O senador Flávio Bolsonaro discursou no ginásio do Maracanãzinho, na zona norte da cidade. O presidente Lula participou de ato no Estádio Moça Bonita, na Zona Oeste carioca.
No Maracanãzinho, Flávio Bolsonaro estava acompanhado de Douglas Ruas, candidato do PL ao governo do Rio de Janeiro, e dos candidatos do partido ao Senado pelo estado, Carlos Portinho e Carlos Jordy.
O que disse cada candidato
O senador prometeu classificar o Primeiro Comando da Capital e o Comando Vermelho como organizações terroristas e usou expressões de confronto direto ao tratar de facções.
"Esses caras vão mofar na cadeia ou, se enfrentarem, vão ser neutralizados", afirmou Flávio Bolsonaro no ato.
Em outro trecho do discurso, o candidato do PL disse que "o bandido vai ser tirado de circulação, em pé ou deitado". Ele também citou o uso de crianças pelo tráfico para operar drones com explosivos.
O PL disputa, no mesmo estado, o governo e as duas vagas do Senado, o que explica a presença dos três candidatos ao lado do postulante à Presidência no palanque do ginásio.
No ato da Zona Oeste, Lula defendeu a aprovação da PEC da Segurança e prometeu criar um Ministério da Segurança Pública. O presidente marcou distância do modelo de confronto direto defendido pelo adversário.
"Não vamos fazer carnaval, pirotecnia, matar 100 ou 200", disse Lula, ao se comprometer com uma abordagem sem ações de caráter espetacular.
A disputa pelo tema no estado
O Rio de Janeiro é o terceiro maior colégio eleitoral do país, com 12.857.000 eleitores aptos a votar em 2026, o equivalente a 8,10% do eleitorado nacional, segundo o Tribunal Superior Eleitoral. Fica atrás apenas de São Paulo e de Minas Gerais.
Os dois candidatos escolheram o mesmo dia e a mesma cidade para tratar de segurança pública, em espaços separados por poucos quilômetros. O Maracanãzinho fica na zona norte, no complexo esportivo do Maracanã. O Estádio Moça Bonita fica na Zona Oeste da cidade.
A PEC da Segurança citada por Lula tramita no Congresso e trata da divisão de competências entre União, estados e municípios na área.
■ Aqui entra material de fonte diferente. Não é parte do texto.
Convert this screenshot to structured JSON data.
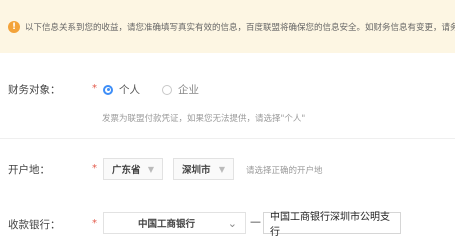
{
  "notice": {
    "icon": "warning-icon",
    "text": "以下信息关系到您的收益，请您准确填写真实有效的信息，百度联盟将确保您的信息安全。如财务信息有变更，请务必"
  },
  "finance": {
    "label": "财务对象：",
    "required_mark": "*",
    "options": [
      {
        "label": "个人",
        "checked": true
      },
      {
        "label": "企业",
        "checked": false
      }
    ],
    "hint": "发票为联盟付款凭证，如果您无法提供，请选择\"个人\""
  },
  "branch": {
    "label": "开户地：",
    "required_mark": "*",
    "province": {
      "value": "广东省",
      "caret": "▼"
    },
    "city": {
      "value": "深圳市",
      "caret": "▼"
    },
    "hint": "请选择正确的开户地"
  },
  "bank": {
    "label": "收款银行：",
    "required_mark": "*",
    "select": {
      "value": "中国工商银行",
      "caret": "⌄"
    },
    "dash": "—",
    "input_value": "中国工商银行深圳市公明支行"
  },
  "colors": {
    "accent": "#3e8ef7",
    "required": "#e35a4a",
    "notice_bg": "#fdf6e3",
    "warning": "#f3a33a"
  }
}
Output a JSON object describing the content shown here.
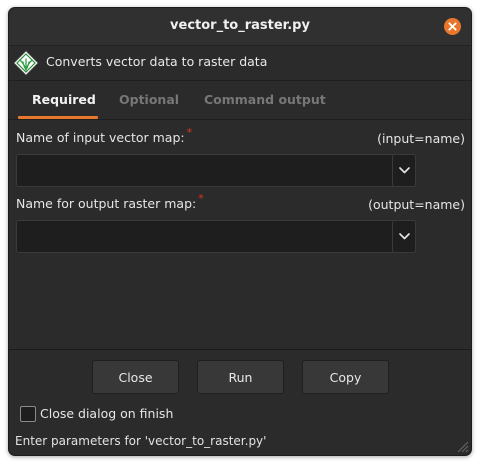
{
  "window": {
    "title": "vector_to_raster.py"
  },
  "description": "Converts vector data to raster data",
  "tabs": [
    {
      "label": "Required",
      "active": true
    },
    {
      "label": "Optional",
      "active": false
    },
    {
      "label": "Command output",
      "active": false
    }
  ],
  "fields": [
    {
      "label": "Name of input vector map:",
      "param": "(input=name)",
      "value": ""
    },
    {
      "label": "Name for output raster map:",
      "param": "(output=name)",
      "value": ""
    }
  ],
  "buttons": {
    "close": "Close",
    "run": "Run",
    "copy": "Copy"
  },
  "checkbox": {
    "label": "Close dialog on finish",
    "checked": false
  },
  "status": "Enter parameters for 'vector_to_raster.py'",
  "colors": {
    "accent": "#e7772c",
    "required_marker": "#e0341e",
    "background": "#2b2b2b"
  },
  "icons": {
    "close": "close-icon",
    "app": "grass-module-icon",
    "dropdown": "chevron-down-icon"
  }
}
A criação de um Ministério da Segurança Pública, também mencionada pelo presidente, depende de reorganização administrativa que passa pelo Legislativo.
A classificação de facções como organizações terroristas, defendida por Flávio Bolsonaro, depende de alteração legal e é objeto de projetos em análise no Congresso. A Lei 13.260, de 2016, que define terrorismo no Brasil, exclui de seu alcance condutas motivadas por finalidade que não seja a de provocar terror social ou generalizado.
Nenhuma das duas propostas pode ser implementada por ato isolado do Executivo federal. Ambas dependem de aprovação parlamentar, o que coloca a composição do próximo Congresso como fator central para qualquer dos dois programas.
A segurança pública é, pela Constituição, atribuição compartilhada. As polícias civis e militares são estaduais, comandadas pelos governadores. A União atua pela Polícia Federal, pela Polícia Rodoviária Federal e pelo financiamento por meio do Fundo Nacional de Segurança Pública.
Essa divisão explica por que os dois candidatos precisam de aliados nos estados para executar o que prometem. No Rio, Flávio Bolsonaro apoia Douglas Ruas, do próprio PL, na disputa pelo governo estadual.
O primeiro turno da eleição está marcado para 4 de outubro, com eventual segundo turno em 25 de outubro. Além da Presidência, estão em disputa os governos estaduais, duas vagas por estado no Senado e as bancadas na Câmara e nas assembleias.